Udacity Intel Edge AI Scholars

2 min readJan 15, 2020

These are my notes from Intel® Edge AI Scholarship Foundation Course Nanodegree Program at Udacity.
You can read here Part 1 and Part 2.

The Inference Engine ( IE) runs the actual inference on a model at the edge. The model can be either from Intel’s Pre-trained Models in OpenVINO that are already in Intermediate Representation ( IR) or our models from the Model Optimizer.

The Model Optimizer makes some improvements to the size and the complexity of the model to improve the memory and the computation time. The IE provides hardware-based optimizations for even further improvements.
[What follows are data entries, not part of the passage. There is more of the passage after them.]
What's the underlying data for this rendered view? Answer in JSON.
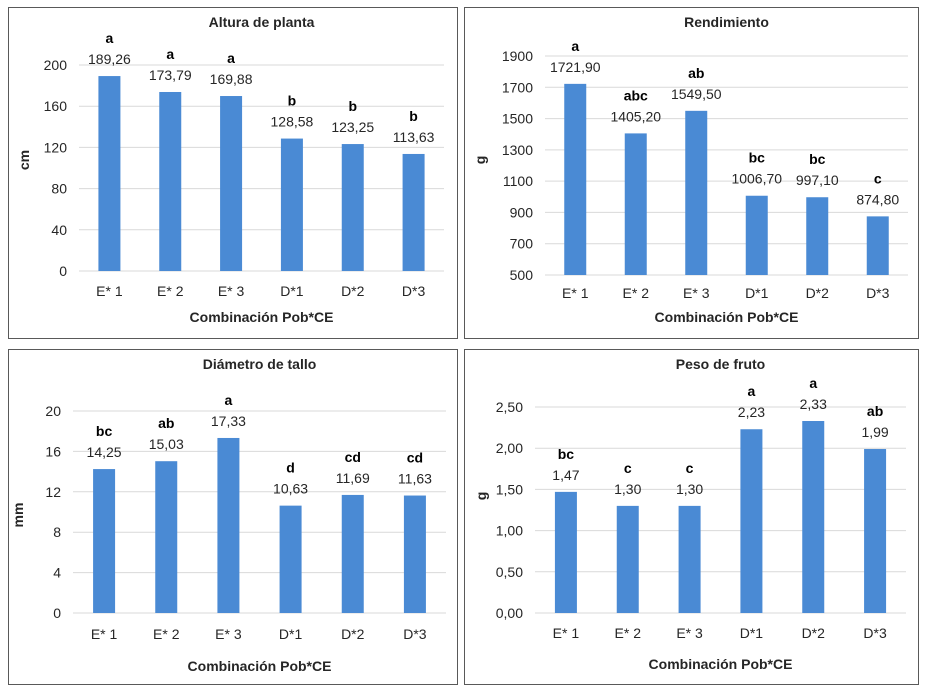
{
  "bar_color": "#4a8ad4",
  "chart_data": [
    {
      "type": "bar",
      "title": "Altura de planta",
      "xlabel": "Combinación Pob*CE",
      "ylabel": "cm",
      "categories": [
        "E* 1",
        "E* 2",
        "E* 3",
        "D*1",
        "D*2",
        "D*3"
      ],
      "values": [
        189.26,
        173.79,
        169.88,
        128.58,
        123.25,
        113.63
      ],
      "value_labels": [
        "189,26",
        "173,79",
        "169,88",
        "128,58",
        "123,25",
        "113,63"
      ],
      "letters": [
        "a",
        "a",
        "a",
        "b",
        "b",
        "b"
      ],
      "ylim": [
        0,
        200
      ],
      "yticks": [
        0,
        40,
        80,
        120,
        160,
        200
      ],
      "ytick_labels": [
        "0",
        "40",
        "80",
        "120",
        "160",
        "200"
      ]
    },
    {
      "type": "bar",
      "title": "Rendimiento",
      "xlabel": "Combinación Pob*CE",
      "ylabel": "g",
      "categories": [
        "E* 1",
        "E* 2",
        "E* 3",
        "D*1",
        "D*2",
        "D*3"
      ],
      "values": [
        1721.9,
        1405.2,
        1549.5,
        1006.7,
        997.1,
        874.8
      ],
      "value_labels": [
        "1721,90",
        "1405,20",
        "1549,50",
        "1006,70",
        "997,10",
        "874,80"
      ],
      "letters": [
        "a",
        "abc",
        "ab",
        "bc",
        "bc",
        "c"
      ],
      "ylim": [
        500,
        1900
      ],
      "yticks": [
        500,
        700,
        900,
        1100,
        1300,
        1500,
        1700,
        1900
      ],
      "ytick_labels": [
        "500",
        "700",
        "900",
        "1100",
        "1300",
        "1500",
        "1700",
        "1900"
      ]
    },
    {
      "type": "bar",
      "title": "Diámetro de tallo",
      "xlabel": "Combinación Pob*CE",
      "ylabel": "mm",
      "categories": [
        "E* 1",
        "E* 2",
        "E* 3",
        "D*1",
        "D*2",
        "D*3"
      ],
      "values": [
        14.25,
        15.03,
        17.33,
        10.63,
        11.69,
        11.63
      ],
      "value_labels": [
        "14,25",
        "15,03",
        "17,33",
        "10,63",
        "11,69",
        "11,63"
      ],
      "letters": [
        "bc",
        "ab",
        "a",
        "d",
        "cd",
        "cd"
      ],
      "ylim": [
        0,
        20
      ],
      "yticks": [
        0,
        4,
        8,
        12,
        16,
        20
      ],
      "ytick_labels": [
        "0",
        "4",
        "8",
        "12",
        "16",
        "20"
      ]
    },
    {
      "type": "bar",
      "title": "Peso de fruto",
      "xlabel": "Combinación Pob*CE",
      "ylabel": "g",
      "categories": [
        "E* 1",
        "E* 2",
        "E* 3",
        "D*1",
        "D*2",
        "D*3"
      ],
      "values": [
        1.47,
        1.3,
        1.3,
        2.23,
        2.33,
        1.99
      ],
      "value_labels": [
        "1,47",
        "1,30",
        "1,30",
        "2,23",
        "2,33",
        "1,99"
      ],
      "letters": [
        "bc",
        "c",
        "c",
        "a",
        "a",
        "ab"
      ],
      "ylim": [
        0,
        2.5
      ],
      "yticks": [
        0,
        0.5,
        1.0,
        1.5,
        2.0,
        2.5
      ],
      "ytick_labels": [
        "0,00",
        "0,50",
        "1,00",
        "1,50",
        "2,00",
        "2,50"
      ]
    }
  ]
}
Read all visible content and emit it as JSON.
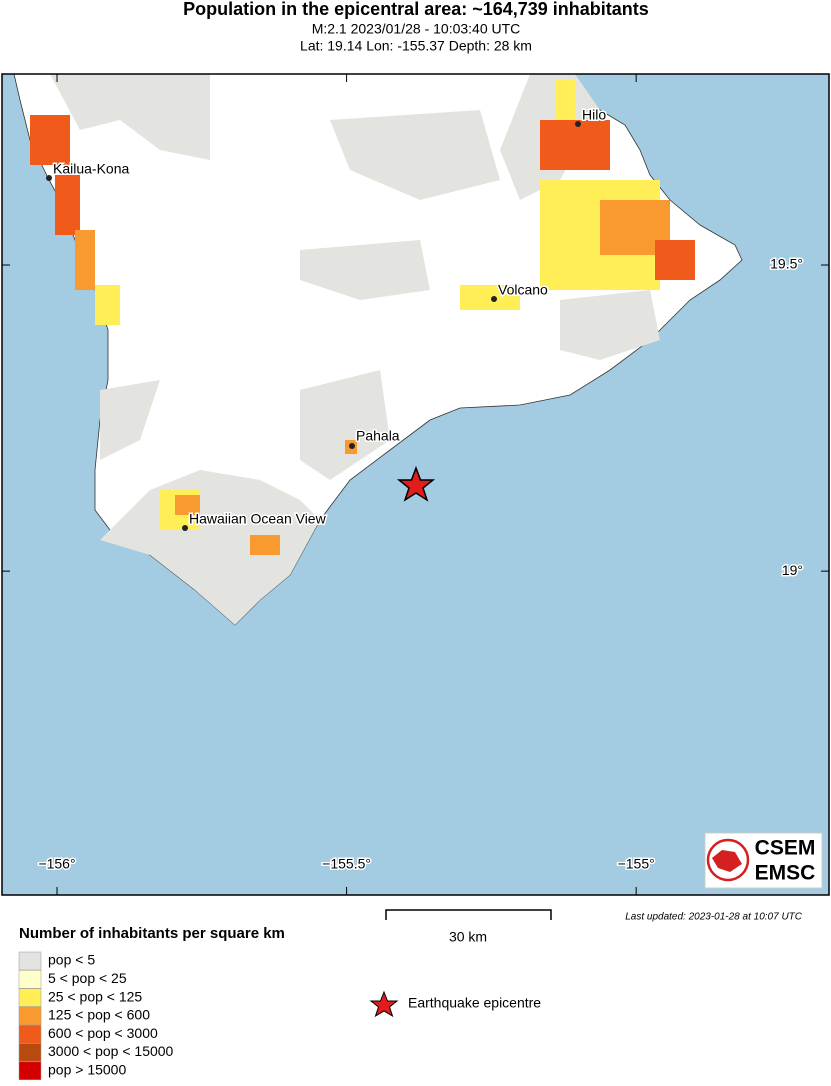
{
  "header": {
    "title": "Population in the epicentral area: ~164,739 inhabitants",
    "line1": "M:2.1 2023/01/28 - 10:03:40 UTC",
    "line2": "Lat: 19.14 Lon: -155.37 Depth: 28 km"
  },
  "map": {
    "lonlim": [
      -156.095,
      -154.667
    ],
    "latlim": [
      18.471,
      19.812
    ],
    "lon_ticks": [
      {
        "value": -156,
        "label": "−156°"
      },
      {
        "value": -155.5,
        "label": "−155.5°"
      },
      {
        "value": -155,
        "label": "−155°"
      }
    ],
    "lat_ticks": [
      {
        "value": 19.5,
        "label": "19.5°"
      },
      {
        "value": 19,
        "label": "19°"
      }
    ],
    "places": [
      "Hilo",
      "Kailua-Kona",
      "Volcano",
      "Pahala",
      "Hawaiian Ocean View"
    ],
    "scale_label": "30 km",
    "logo": [
      "CSEM",
      "EMSC"
    ]
  },
  "footer": {
    "updated": "Last updated: 2023-01-28 at 10:07 UTC"
  },
  "legend": {
    "title": "Number of inhabitants per square km",
    "items": [
      {
        "label": "pop < 5",
        "color": "#e3e3df"
      },
      {
        "label": "5 < pop < 25",
        "color": "#ffffcc"
      },
      {
        "label": "25 < pop < 125",
        "color": "#ffee55"
      },
      {
        "label": "125 < pop < 600",
        "color": "#f99a30"
      },
      {
        "label": "600 < pop < 3000",
        "color": "#f05a1a"
      },
      {
        "label": "3000 < pop < 15000",
        "color": "#b84a10"
      },
      {
        "label": "pop > 15000",
        "color": "#d40000"
      }
    ],
    "epicentre": "Earthquake epicentre"
  }
}
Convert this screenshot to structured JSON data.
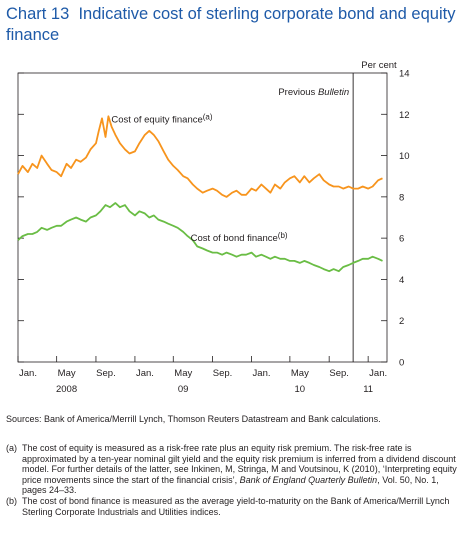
{
  "header": {
    "number": "Chart 13",
    "title": "Indicative cost of sterling corporate bond and equity finance"
  },
  "chart_data": {
    "type": "line",
    "y_unit": "Per cent",
    "ylim": [
      0,
      14
    ],
    "yticks": [
      0,
      2,
      4,
      6,
      8,
      10,
      12,
      14
    ],
    "x_range": [
      "2008-01-01",
      "2011-03-01"
    ],
    "x_tick_labels": [
      "Jan.",
      "May",
      "Sep.",
      "Jan.",
      "May",
      "Sep.",
      "Jan.",
      "May",
      "Sep.",
      "Jan."
    ],
    "x_year_labels": [
      {
        "label": "2008",
        "at": "2008-06-01"
      },
      {
        "label": "09",
        "at": "2009-06-01"
      },
      {
        "label": "10",
        "at": "2010-06-01"
      },
      {
        "label": "11",
        "at": "2011-01-01"
      }
    ],
    "annotation": {
      "label": "Previous Bulletin",
      "date": "2010-11-15"
    },
    "series": [
      {
        "name": "Cost of equity finance",
        "note": "(a)",
        "color": "#f7941d",
        "points": [
          [
            "2008-01-01",
            9.1
          ],
          [
            "2008-01-15",
            9.5
          ],
          [
            "2008-02-01",
            9.2
          ],
          [
            "2008-02-15",
            9.6
          ],
          [
            "2008-03-01",
            9.4
          ],
          [
            "2008-03-15",
            10.0
          ],
          [
            "2008-04-01",
            9.6
          ],
          [
            "2008-04-15",
            9.3
          ],
          [
            "2008-05-01",
            9.2
          ],
          [
            "2008-05-15",
            9.0
          ],
          [
            "2008-06-01",
            9.6
          ],
          [
            "2008-06-15",
            9.4
          ],
          [
            "2008-07-01",
            9.8
          ],
          [
            "2008-07-15",
            9.7
          ],
          [
            "2008-08-01",
            9.9
          ],
          [
            "2008-08-15",
            10.3
          ],
          [
            "2008-09-01",
            10.6
          ],
          [
            "2008-09-10",
            11.2
          ],
          [
            "2008-09-20",
            11.8
          ],
          [
            "2008-10-01",
            10.9
          ],
          [
            "2008-10-10",
            11.9
          ],
          [
            "2008-10-20",
            11.4
          ],
          [
            "2008-11-01",
            11.0
          ],
          [
            "2008-11-15",
            10.6
          ],
          [
            "2008-12-01",
            10.3
          ],
          [
            "2008-12-15",
            10.1
          ],
          [
            "2009-01-01",
            10.2
          ],
          [
            "2009-01-15",
            10.6
          ],
          [
            "2009-02-01",
            11.0
          ],
          [
            "2009-02-15",
            11.2
          ],
          [
            "2009-03-01",
            11.0
          ],
          [
            "2009-03-15",
            10.7
          ],
          [
            "2009-04-01",
            10.2
          ],
          [
            "2009-04-15",
            9.8
          ],
          [
            "2009-05-01",
            9.5
          ],
          [
            "2009-05-15",
            9.3
          ],
          [
            "2009-06-01",
            9.0
          ],
          [
            "2009-06-15",
            8.9
          ],
          [
            "2009-07-01",
            8.6
          ],
          [
            "2009-07-15",
            8.4
          ],
          [
            "2009-08-01",
            8.2
          ],
          [
            "2009-08-15",
            8.3
          ],
          [
            "2009-09-01",
            8.4
          ],
          [
            "2009-09-15",
            8.3
          ],
          [
            "2009-10-01",
            8.1
          ],
          [
            "2009-10-15",
            8.0
          ],
          [
            "2009-11-01",
            8.2
          ],
          [
            "2009-11-15",
            8.3
          ],
          [
            "2009-12-01",
            8.1
          ],
          [
            "2009-12-15",
            8.1
          ],
          [
            "2010-01-01",
            8.4
          ],
          [
            "2010-01-15",
            8.3
          ],
          [
            "2010-02-01",
            8.6
          ],
          [
            "2010-02-15",
            8.4
          ],
          [
            "2010-03-01",
            8.2
          ],
          [
            "2010-03-15",
            8.6
          ],
          [
            "2010-04-01",
            8.4
          ],
          [
            "2010-04-15",
            8.7
          ],
          [
            "2010-05-01",
            8.9
          ],
          [
            "2010-05-15",
            9.0
          ],
          [
            "2010-06-01",
            8.7
          ],
          [
            "2010-06-15",
            9.0
          ],
          [
            "2010-07-01",
            8.7
          ],
          [
            "2010-07-15",
            8.9
          ],
          [
            "2010-08-01",
            9.1
          ],
          [
            "2010-08-15",
            8.8
          ],
          [
            "2010-09-01",
            8.6
          ],
          [
            "2010-09-15",
            8.5
          ],
          [
            "2010-10-01",
            8.5
          ],
          [
            "2010-10-15",
            8.4
          ],
          [
            "2010-11-01",
            8.5
          ],
          [
            "2010-11-15",
            8.4
          ],
          [
            "2010-12-01",
            8.4
          ],
          [
            "2010-12-15",
            8.5
          ],
          [
            "2011-01-01",
            8.4
          ],
          [
            "2011-01-15",
            8.5
          ],
          [
            "2011-02-01",
            8.8
          ],
          [
            "2011-02-15",
            8.9
          ]
        ]
      },
      {
        "name": "Cost of bond finance",
        "note": "(b)",
        "color": "#6abd45",
        "points": [
          [
            "2008-01-01",
            5.9
          ],
          [
            "2008-01-15",
            6.1
          ],
          [
            "2008-02-01",
            6.2
          ],
          [
            "2008-02-15",
            6.2
          ],
          [
            "2008-03-01",
            6.3
          ],
          [
            "2008-03-15",
            6.5
          ],
          [
            "2008-04-01",
            6.4
          ],
          [
            "2008-04-15",
            6.5
          ],
          [
            "2008-05-01",
            6.6
          ],
          [
            "2008-05-15",
            6.6
          ],
          [
            "2008-06-01",
            6.8
          ],
          [
            "2008-06-15",
            6.9
          ],
          [
            "2008-07-01",
            7.0
          ],
          [
            "2008-07-15",
            6.9
          ],
          [
            "2008-08-01",
            6.8
          ],
          [
            "2008-08-15",
            7.0
          ],
          [
            "2008-09-01",
            7.1
          ],
          [
            "2008-09-15",
            7.3
          ],
          [
            "2008-10-01",
            7.6
          ],
          [
            "2008-10-15",
            7.5
          ],
          [
            "2008-11-01",
            7.7
          ],
          [
            "2008-11-15",
            7.5
          ],
          [
            "2008-12-01",
            7.6
          ],
          [
            "2008-12-15",
            7.3
          ],
          [
            "2009-01-01",
            7.1
          ],
          [
            "2009-01-15",
            7.3
          ],
          [
            "2009-02-01",
            7.2
          ],
          [
            "2009-02-15",
            7.0
          ],
          [
            "2009-03-01",
            7.1
          ],
          [
            "2009-03-15",
            6.9
          ],
          [
            "2009-04-01",
            6.8
          ],
          [
            "2009-04-15",
            6.7
          ],
          [
            "2009-05-01",
            6.6
          ],
          [
            "2009-05-15",
            6.5
          ],
          [
            "2009-06-01",
            6.3
          ],
          [
            "2009-06-15",
            6.1
          ],
          [
            "2009-07-01",
            5.9
          ],
          [
            "2009-07-15",
            5.6
          ],
          [
            "2009-08-01",
            5.5
          ],
          [
            "2009-08-15",
            5.4
          ],
          [
            "2009-09-01",
            5.3
          ],
          [
            "2009-09-15",
            5.3
          ],
          [
            "2009-10-01",
            5.2
          ],
          [
            "2009-10-15",
            5.3
          ],
          [
            "2009-11-01",
            5.2
          ],
          [
            "2009-11-15",
            5.1
          ],
          [
            "2009-12-01",
            5.2
          ],
          [
            "2009-12-15",
            5.2
          ],
          [
            "2010-01-01",
            5.3
          ],
          [
            "2010-01-15",
            5.1
          ],
          [
            "2010-02-01",
            5.2
          ],
          [
            "2010-02-15",
            5.1
          ],
          [
            "2010-03-01",
            5.0
          ],
          [
            "2010-03-15",
            5.1
          ],
          [
            "2010-04-01",
            5.0
          ],
          [
            "2010-04-15",
            5.0
          ],
          [
            "2010-05-01",
            4.9
          ],
          [
            "2010-05-15",
            4.9
          ],
          [
            "2010-06-01",
            4.8
          ],
          [
            "2010-06-15",
            4.9
          ],
          [
            "2010-07-01",
            4.8
          ],
          [
            "2010-07-15",
            4.7
          ],
          [
            "2010-08-01",
            4.6
          ],
          [
            "2010-08-15",
            4.5
          ],
          [
            "2010-09-01",
            4.4
          ],
          [
            "2010-09-15",
            4.5
          ],
          [
            "2010-10-01",
            4.4
          ],
          [
            "2010-10-15",
            4.6
          ],
          [
            "2010-11-01",
            4.7
          ],
          [
            "2010-11-15",
            4.8
          ],
          [
            "2010-12-01",
            4.9
          ],
          [
            "2010-12-15",
            5.0
          ],
          [
            "2011-01-01",
            5.0
          ],
          [
            "2011-01-15",
            5.1
          ],
          [
            "2011-02-01",
            5.0
          ],
          [
            "2011-02-15",
            4.9
          ]
        ]
      }
    ]
  },
  "sources": "Sources: Bank of America/Merrill Lynch, Thomson Reuters Datastream and Bank calculations.",
  "footnotes": [
    {
      "label": "(a)",
      "text": "The cost of equity is measured as a risk-free rate plus an equity risk premium. The risk-free rate is approximated by a ten-year nominal gilt yield and the equity risk premium is inferred from a dividend discount model. For further details of the latter, see Inkinen, M, Stringa, M and Voutsinou, K (2010), ‘Interpreting equity price movements since the start of the financial crisis’, ",
      "italic": "Bank of England Quarterly Bulletin",
      "after": ", Vol. 50, No. 1, pages 24–33."
    },
    {
      "label": "(b)",
      "text": "The cost of bond finance is measured as the average yield-to-maturity on the Bank of America/Merrill Lynch Sterling Corporate Industrials and Utilities indices."
    }
  ]
}
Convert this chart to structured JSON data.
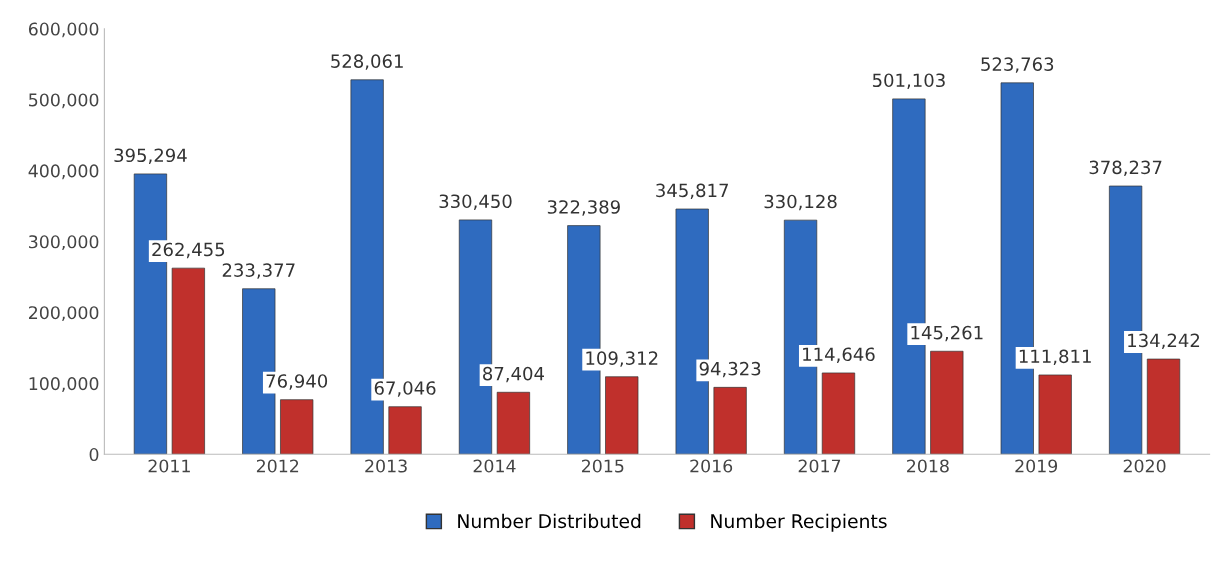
{
  "chart_data": {
    "type": "bar",
    "categories": [
      "2011",
      "2012",
      "2013",
      "2014",
      "2015",
      "2016",
      "2017",
      "2018",
      "2019",
      "2020"
    ],
    "series": [
      {
        "name": "Number Distributed",
        "color": "#2f6bbf",
        "values": [
          395294,
          233377,
          528061,
          330450,
          322389,
          345817,
          330128,
          501103,
          523763,
          378237
        ],
        "value_labels": [
          "395,294",
          "233,377",
          "528,061",
          "330,450",
          "322,389",
          "345,817",
          "330,128",
          "501,103",
          "523,763",
          "378,237"
        ]
      },
      {
        "name": "Number Recipients",
        "color": "#c0302c",
        "values": [
          262455,
          76940,
          67046,
          87404,
          109312,
          94323,
          114646,
          145261,
          111811,
          134242
        ],
        "value_labels": [
          "262,455",
          "76,940",
          "67,046",
          "87,404",
          "109,312",
          "94,323",
          "114,646",
          "145,261",
          "111,811",
          "134,242"
        ]
      }
    ],
    "ylim": [
      0,
      600000
    ],
    "yticks": [
      {
        "value": 0,
        "label": "0"
      },
      {
        "value": 100000,
        "label": "100,000"
      },
      {
        "value": 200000,
        "label": "200,000"
      },
      {
        "value": 300000,
        "label": "300,000"
      },
      {
        "value": 400000,
        "label": "400,000"
      },
      {
        "value": 500000,
        "label": "500,000"
      },
      {
        "value": 600000,
        "label": "600,000"
      }
    ],
    "grid": false,
    "legend": "bottom"
  }
}
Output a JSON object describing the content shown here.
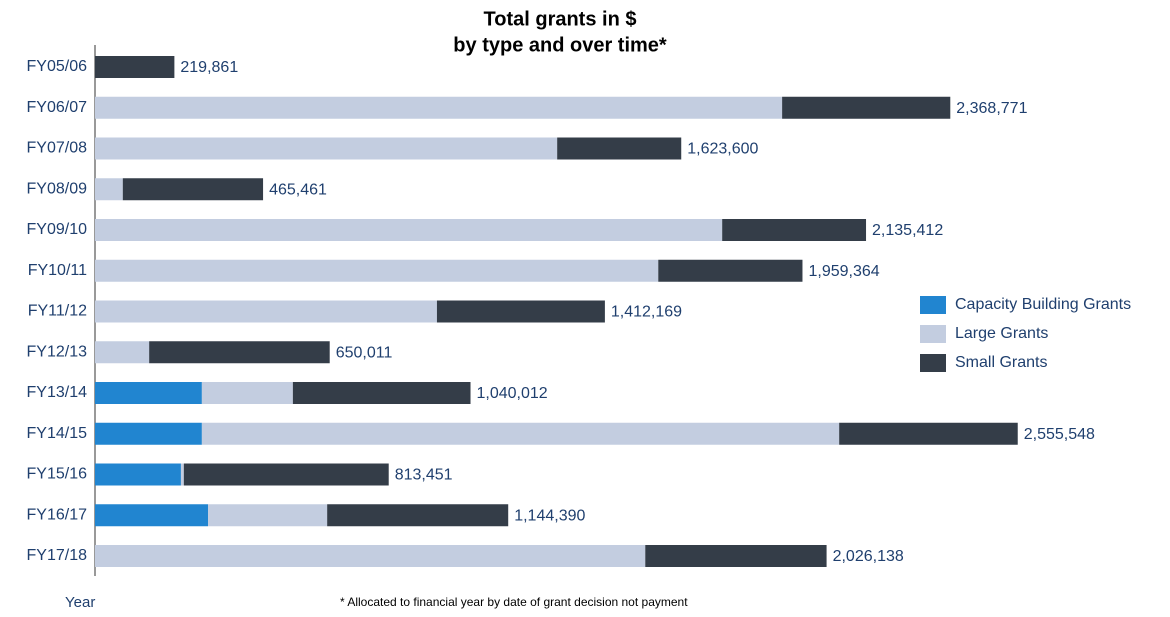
{
  "chart_data": {
    "type": "stacked-bar-horizontal",
    "title": [
      "Total grants in $",
      "by type and over time*"
    ],
    "y_label": "Year",
    "footnote": "* Allocated to financial year by date of grant decision not payment",
    "categories": [
      "FY05/06",
      "FY06/07",
      "FY07/08",
      "FY08/09",
      "FY09/10",
      "FY10/11",
      "FY11/12",
      "FY12/13",
      "FY13/14",
      "FY14/15",
      "FY15/16",
      "FY16/17",
      "FY17/18"
    ],
    "series": [
      {
        "name": "Capacity Building Grants",
        "color": "#2185d0",
        "values": [
          null,
          null,
          null,
          null,
          null,
          null,
          null,
          null,
          296000,
          296000,
          238000,
          313000,
          null
        ]
      },
      {
        "name": "Large Grants",
        "color": "#c3cde0",
        "values": [
          null,
          1903000,
          1280000,
          77000,
          1737000,
          1560000,
          947000,
          150000,
          252000,
          1765000,
          8000,
          330000,
          1524000
        ]
      },
      {
        "name": "Small Grants",
        "color": "#343d48",
        "values": [
          219861,
          465771,
          343600,
          388461,
          398412,
          399364,
          465169,
          500011,
          492012,
          494548,
          567451,
          501390,
          502138
        ]
      }
    ],
    "totals": [
      {
        "value": 219861,
        "label": "219,861"
      },
      {
        "value": 2368771,
        "label": "2,368,771"
      },
      {
        "value": 1623600,
        "label": "1,623,600"
      },
      {
        "value": 465461,
        "label": "465,461"
      },
      {
        "value": 2135412,
        "label": "2,135,412"
      },
      {
        "value": 1959364,
        "label": "1,959,364"
      },
      {
        "value": 1412169,
        "label": "1,412,169"
      },
      {
        "value": 650011,
        "label": "650,011"
      },
      {
        "value": 1040012,
        "label": "1,040,012"
      },
      {
        "value": 2555548,
        "label": "2,555,548"
      },
      {
        "value": 813451,
        "label": "813,451"
      },
      {
        "value": 1144390,
        "label": "1,144,390"
      },
      {
        "value": 2026138,
        "label": "2,026,138"
      }
    ],
    "xlim": [
      0,
      2800000
    ],
    "legend": "right"
  }
}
This helps the app to run at the edge using as little, of device resources, as possible.

The API of the IE allows easy integration with the app and it is built in C++ (CPU Version) and can interact with Python.

Supported Devices

The IE supports all Intel’s hardware:

CPU
GPU
FPGA (Field Programmable Gate Arrays) — can be configured by the customer after the manufacturing.
VPU (Vision Programming Units) — are Intel’s Neural Compute Sticks.
Heterogeneous Execution
GNA
MULTI

Feeding the IE with an IR

In order to feed an IR to the IE, we must use two classes:

IECore — a wrapper for Python to work with the IE &
IENetwork — to hold the network and load it into the IECore

We initialize the IECore easily, without any arguments. But for the IENetwork we need the .xml & .bin files (models & weights). With the query_network function from the IECore, we check if the layers are supported. For the layers that are not supported, we can use a CPU extension.

Inference Request

When we load the IENetwork to the IECore we get back an Executable Network. In this Executable Network, we send our Inference Requests.

We have Synchronous Requests, executing each block, waiting and do nothing until the response from the inference returns and Asynchronous Requests where the tasks may continue while waiting for the response.

Both of them are InferRequest objects and hold the inputs and outputs of the request.